Alunan musik yang mengalun dari earphone gue seolah menjadi pengiring isak tangis tertahan gue sekarang, gue akui memang ini adalah kesalahan gue, gue yang terlalu terbutakan oleh cinta dan perasaan gue untuk Mas Bintang tapi apa mereka nggak bisa membantu menenangkan gue sedikitpun? Gue hanta butuh pengertian sedikit aja, kasih gue waktu.

"Bunga!" Satu tepukan yang membuyarkan semua lamunan gue.

"Ah lo Dil, gue kirain siapa." Gue memaksakan senyuman gue sekarang, Fadil itu temen sekelas gue.

"Lo kenapa? Sembab gitu? Lo sakit?" Tanya Fadil yang lagi-lagi hanya gue balas dengan senyuman, gue harus jawab apa? Jawab gue berantem sama keluarga karena masalah pernikahan? Di sekolah nggak ada yang tahu gue udah nikah, ya kali anak SMA dikasih nikah? Bisa heboh.

Perjanjian awal gue menikah memang bakalan jadi rahasia setidaknya sampai gue lulus sekolah, itu rencana awalnya gue sama Mas Bintang, mungkin sekarang berlaku juga untuk gue sama Mas Langit.

"Gue cuma kurang tidur aja, lo sendiri tumben naik bus gini? Motor kemana?" Tanya gue ikut basa basi, nyari topik lain sebelum pertanyaan Fadil makin nyerempet kemana-mana.

"Pas mau jalan eh malah bocor yaudah gue naik bus." Gue hanya ngangguk bebek sama penjelasan Fadil dan kembali fokus ke arah jalan.

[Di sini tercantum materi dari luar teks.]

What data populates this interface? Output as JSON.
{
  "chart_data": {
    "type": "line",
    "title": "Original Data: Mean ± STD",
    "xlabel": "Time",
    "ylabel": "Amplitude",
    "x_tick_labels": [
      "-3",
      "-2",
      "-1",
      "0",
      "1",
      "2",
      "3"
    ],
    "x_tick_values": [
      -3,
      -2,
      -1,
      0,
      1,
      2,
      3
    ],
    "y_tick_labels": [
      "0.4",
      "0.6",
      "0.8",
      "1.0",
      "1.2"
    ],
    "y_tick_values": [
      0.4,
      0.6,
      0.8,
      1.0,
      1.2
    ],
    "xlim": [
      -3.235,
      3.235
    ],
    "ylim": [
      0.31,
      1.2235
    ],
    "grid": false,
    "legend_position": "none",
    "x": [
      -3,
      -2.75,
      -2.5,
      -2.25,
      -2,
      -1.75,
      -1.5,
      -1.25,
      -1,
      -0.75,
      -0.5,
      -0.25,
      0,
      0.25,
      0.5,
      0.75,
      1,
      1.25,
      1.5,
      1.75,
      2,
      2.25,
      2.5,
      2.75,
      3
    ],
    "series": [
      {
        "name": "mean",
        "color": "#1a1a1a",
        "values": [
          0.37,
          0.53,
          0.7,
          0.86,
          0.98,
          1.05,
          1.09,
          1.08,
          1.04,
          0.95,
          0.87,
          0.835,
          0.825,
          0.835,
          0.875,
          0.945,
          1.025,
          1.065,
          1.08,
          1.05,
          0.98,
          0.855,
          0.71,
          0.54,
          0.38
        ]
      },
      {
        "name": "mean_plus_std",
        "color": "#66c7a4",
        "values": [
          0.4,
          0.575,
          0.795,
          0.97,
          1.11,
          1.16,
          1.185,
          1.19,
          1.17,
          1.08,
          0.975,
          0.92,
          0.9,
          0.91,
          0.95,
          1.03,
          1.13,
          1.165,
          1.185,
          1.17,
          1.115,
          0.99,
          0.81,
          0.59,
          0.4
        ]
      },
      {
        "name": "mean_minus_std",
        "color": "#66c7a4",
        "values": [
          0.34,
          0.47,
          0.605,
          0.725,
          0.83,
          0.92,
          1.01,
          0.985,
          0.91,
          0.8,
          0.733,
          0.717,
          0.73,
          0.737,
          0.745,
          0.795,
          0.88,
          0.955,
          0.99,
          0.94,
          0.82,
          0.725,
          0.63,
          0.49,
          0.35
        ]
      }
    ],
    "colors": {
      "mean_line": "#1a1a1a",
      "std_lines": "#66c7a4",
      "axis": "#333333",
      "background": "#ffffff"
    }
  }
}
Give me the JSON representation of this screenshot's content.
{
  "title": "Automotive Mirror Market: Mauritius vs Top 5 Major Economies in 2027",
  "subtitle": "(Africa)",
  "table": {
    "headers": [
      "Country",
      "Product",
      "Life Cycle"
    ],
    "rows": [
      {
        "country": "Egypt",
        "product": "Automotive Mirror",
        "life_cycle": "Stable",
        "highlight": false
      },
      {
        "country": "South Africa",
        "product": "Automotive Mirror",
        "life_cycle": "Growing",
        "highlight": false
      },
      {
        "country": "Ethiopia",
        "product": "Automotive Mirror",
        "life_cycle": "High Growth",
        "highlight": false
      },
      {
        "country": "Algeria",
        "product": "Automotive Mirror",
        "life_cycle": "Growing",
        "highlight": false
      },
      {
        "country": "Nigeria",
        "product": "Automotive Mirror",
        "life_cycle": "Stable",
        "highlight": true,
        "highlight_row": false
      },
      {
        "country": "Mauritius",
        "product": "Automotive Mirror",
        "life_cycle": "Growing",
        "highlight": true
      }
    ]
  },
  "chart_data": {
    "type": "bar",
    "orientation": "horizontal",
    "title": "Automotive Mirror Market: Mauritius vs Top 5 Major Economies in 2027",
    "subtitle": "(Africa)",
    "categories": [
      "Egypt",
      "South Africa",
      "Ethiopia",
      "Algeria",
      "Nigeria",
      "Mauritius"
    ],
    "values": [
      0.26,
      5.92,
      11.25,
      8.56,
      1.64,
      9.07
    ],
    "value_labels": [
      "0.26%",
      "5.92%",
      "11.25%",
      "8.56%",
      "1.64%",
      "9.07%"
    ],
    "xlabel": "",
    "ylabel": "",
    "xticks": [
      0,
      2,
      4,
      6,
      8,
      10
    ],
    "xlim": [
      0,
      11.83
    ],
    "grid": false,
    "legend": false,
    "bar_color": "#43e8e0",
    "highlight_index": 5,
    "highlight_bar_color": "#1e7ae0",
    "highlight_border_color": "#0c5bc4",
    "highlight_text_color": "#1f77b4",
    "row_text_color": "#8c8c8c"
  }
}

Gue nggak banyak bicara sama Fadil bahkan sampai kita berdua udah di sekolah, gue masuk ke kelas barengan sama Fadil juga, jangan tanya cia cie nya anak kelas, biasalah anak SMA, liat cewe sama cowo jalan bareng udah kaya nemu objek bulian baru.

Tapi biasanya dibalik kata cia cie ini juga terselubung masuk lain, kalau bukan iri ya di doain biar beneran jadi pasangan, cinta tumbuh dari cia cie an orang mah kalau kata Ama, kata-kata yang terdengar nggak masuk akal tapi terkadang ada benernya juga.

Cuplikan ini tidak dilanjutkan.